“But I shouldn’t call them that. They’re Bengalis.” The 133 bus to Streatham, midnight on Sunday

She was sat on the top deck of the bus. The tinny dance music poured out of her phone. It wasn’t quite loud enough to be antisocial by local standards, but the inhabitants of the top deck had been in England long enough to be socialised into ignoring her anyway.

Dressed in a tracksuit and swigging from a bottle claiming to contain an energy drink, she had found what she felt to be a kindred spirit: sat a few rows ahead. Greasy hair, slicked back. Eyes not quite all there.

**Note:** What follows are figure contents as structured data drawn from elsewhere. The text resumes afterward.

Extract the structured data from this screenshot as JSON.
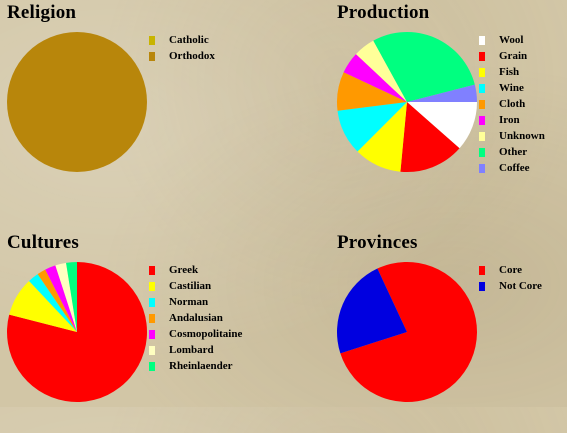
{
  "chart_data": [
    {
      "type": "pie",
      "title": "Religion",
      "labels": [
        "Catholic",
        "Orthodox"
      ],
      "values": [
        0,
        100
      ],
      "colors": [
        "#c8b400",
        "#b8860b"
      ]
    },
    {
      "type": "pie",
      "title": "Production",
      "labels": [
        "Wool",
        "Grain",
        "Fish",
        "Wine",
        "Cloth",
        "Iron",
        "Unknown",
        "Other",
        "Coffee"
      ],
      "values": [
        11.5,
        15,
        11,
        10.5,
        9,
        5,
        5,
        29,
        4
      ],
      "colors": [
        "#ffffff",
        "#ff0000",
        "#ffff00",
        "#00ffff",
        "#ff9900",
        "#ff00ff",
        "#ffff99",
        "#00ff80",
        "#8080ff"
      ]
    },
    {
      "type": "pie",
      "title": "Cultures",
      "labels": [
        "Greek",
        "Castilian",
        "Norman",
        "Andalusian",
        "Cosmopolitaine",
        "Lombard",
        "Rheinlaender"
      ],
      "values": [
        79,
        9,
        2.5,
        2,
        2.5,
        2.5,
        2.5
      ],
      "colors": [
        "#ff0000",
        "#ffff00",
        "#00ffff",
        "#ff9900",
        "#ff00ff",
        "#ffffc0",
        "#00ff80"
      ]
    },
    {
      "type": "pie",
      "title": "Provinces",
      "labels": [
        "Core",
        "Not Core"
      ],
      "values": [
        77,
        23
      ],
      "colors": [
        "#ff0000",
        "#0000e0"
      ]
    }
  ]
}
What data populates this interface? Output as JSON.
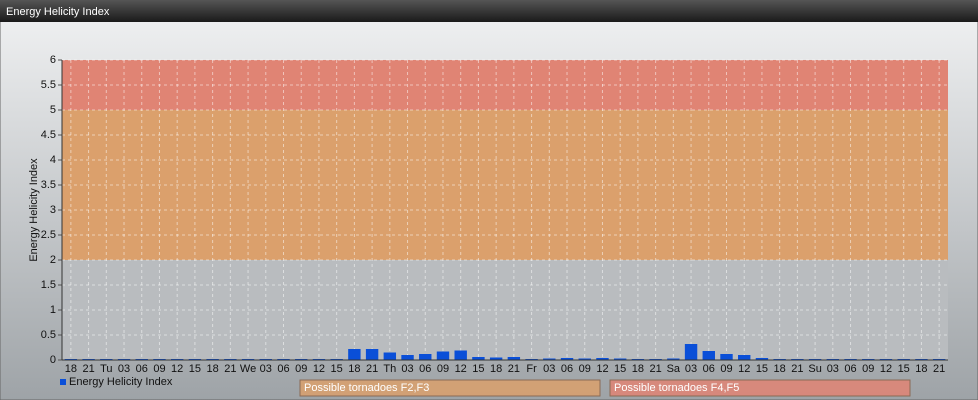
{
  "window_title": "Energy Helicity Index",
  "chart_data": {
    "type": "bar",
    "y_label": "Energy Helicity Index",
    "categories": [
      "18",
      "21",
      "Tu",
      "03",
      "06",
      "09",
      "12",
      "15",
      "18",
      "21",
      "We",
      "03",
      "06",
      "09",
      "12",
      "15",
      "18",
      "21",
      "Th",
      "03",
      "06",
      "09",
      "12",
      "15",
      "18",
      "21",
      "Fr",
      "03",
      "06",
      "09",
      "12",
      "15",
      "18",
      "21",
      "Sa",
      "03",
      "06",
      "09",
      "12",
      "15",
      "18",
      "21",
      "Su",
      "03",
      "06",
      "09",
      "12",
      "15",
      "18",
      "21"
    ],
    "series": [
      {
        "name": "Energy Helicity Index",
        "color": "#0a4fd8",
        "values": [
          0.02,
          0.02,
          0.02,
          0.02,
          0.02,
          0.02,
          0.02,
          0.02,
          0.02,
          0.02,
          0.02,
          0.02,
          0.02,
          0.02,
          0.02,
          0.02,
          0.22,
          0.22,
          0.15,
          0.1,
          0.12,
          0.17,
          0.19,
          0.06,
          0.05,
          0.06,
          0.02,
          0.03,
          0.04,
          0.03,
          0.04,
          0.03,
          0.02,
          0.02,
          0.03,
          0.32,
          0.18,
          0.12,
          0.1,
          0.04,
          0.02,
          0.02,
          0.02,
          0.02,
          0.02,
          0.02,
          0.02,
          0.02,
          0.02,
          0.02
        ]
      }
    ],
    "ylim": [
      0,
      6
    ],
    "yticks": [
      0,
      0.5,
      1,
      1.5,
      2,
      2.5,
      3,
      3.5,
      4,
      4.5,
      5,
      5.5,
      6
    ],
    "grid": true,
    "bands": [
      {
        "from": 0,
        "to": 2,
        "color": "#b9bcbf"
      },
      {
        "name": "Possible tornadoes F2,F3",
        "from": 2,
        "to": 5,
        "color": "#dba06c"
      },
      {
        "name": "Possible tornadoes F4,F5",
        "from": 5,
        "to": 6,
        "color": "#e08474"
      }
    ]
  }
}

“Are you having a good night?” She asked. He twisted himself round to half face her.

“Well you know, it’s not bad I suppose. Can’t complain.” The words came out stuck together.

They talked about their respective love lives. He was ‘sort of’ seeing a girl in Brixton. She was on her way to see her fella in Streatham. She was east end, “born and bred”, but her home of Whitechapel was “full of Pakis.” The surrounding tension went up a notch.

“But I shouldn’t call them that. They’re Bengalis.”

There followed a brief bigotry interlude: how they come over here for a life of luxury while she can’t even get a secure hostel. But it was racism by numbers, half remembered phrases. Her heart didn’t seem to be in it. It was just what you said. The man looked away, out of the window. She was drifting badly. She tried again.

“What sort of stuff do you do? I think you’re like me. Me and you are the same.”

“Well you know…” All of his sentences started with these three words, slurred into one, a kind of wry apology for whatever was to follow.

“Bit of weed, bit of brown, you know how it is.”

“I do, sweetheart.”

One comment

  1. Depressing and amusing insight into the lives and worries of 133 Bus travellers! Thanks for sharing. At least she understood the difference between Pakistani’s and Bengali’s, which given the fact they fought a war to gain independence from “East Pakistan” I am sure they would appreciate in some odd twisted way!